Spencer Wood: The 25-year-old from Pittsfield, Vt., is former student at the University of Colorado who will compete in his second Paralympics. He suffered a stroke before he was born, which resulted in a type of paralysis known as hemiplegia that affects the right side of his body.

Nordic skiing

Dan Cnossen: After bursting onto the scene in Pyeonchang, Cnossen will be the oldest American para-skier in Beijing. He is a favorite to medal after capturing one gold, four silvers, and one bronze in 2018.

Ruslan Reiter: Born in Russia but raised in Manchester, Maine, Reiter had an undeveloped right arm at birth. He will compete in Beijing just a month before his 23rd birthday. Reiter was a member of the mixed 4 x 2.5-kilometer cross-country relay team that finished seventh in PyeongChang.

Jake Adicoff: The Bowdoin alum will return for his third Paralympics after earning a silver medal in the men’s visually impaired 10-kilometer race in 2018. He will be paired with guide and good friend Sam Wood, a Middlebury graduate. Adicoff is fresh off his first world title in the men’s visually impaired 12.5-kilometer race in Lillehammer last month.

Sled hockey

David Eustace: The 22-year-old from Stoneham will make his Paralympics debut. When he was 5, Eustace was hit by a car leaving school and had his left leg amputated. The defenseman made the national roster during the 2019-20 season and was part of the 2021 World Championship team. He scored his first career goal in the 2019 Para Hockey Cup in Newfoundland.

Griffin LaMarre: Another first-timer, LaMarre is from Haverhill. The 25-year-old was one of the final cuts of the 2018 team. He grew up playing lacrosse and has participated in the sled hockey developmental program for the last seven years. LaMarre has hereditary spastic paraplegia, which causes his muscles to tighten and his legs to become tired and weak.
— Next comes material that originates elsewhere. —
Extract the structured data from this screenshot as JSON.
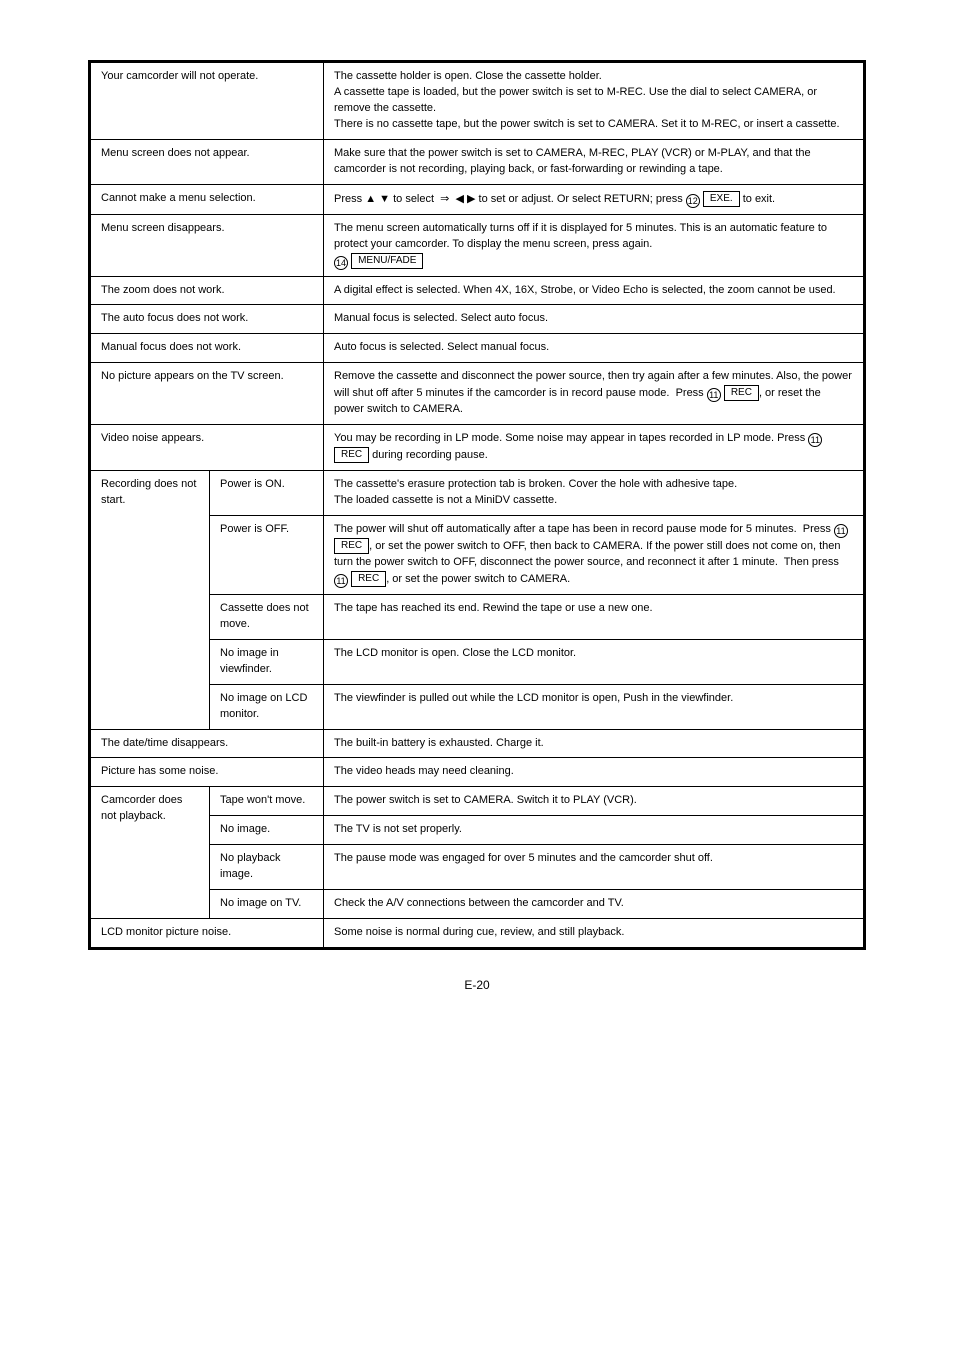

Kyle Zych: From South Hadley, Zych played for Team USA in a pair of Para Ice Hockey World Cups, capturing a gold medal in 2019 and 2021. Like his Northeast Passage Wildcats club teammates Eustace and LaMarre, Zych will be making his first Paralympics appearance. He was born with spina bifida.

Wheelchair curling

Steve Emt: A former basketball player at UConn under coach Jim Calhoun, Emt was paralyzed in a 1995 car accident. The Hebron, Conn., native hand-cycled in the 2010 New York City Marathon and discovered wheelchair curling in 2014 when he met US coach Tony Colacchio outside a restaurant in Falmouth. The vice-skip of the team has competed in five World Championships and two Paralympics.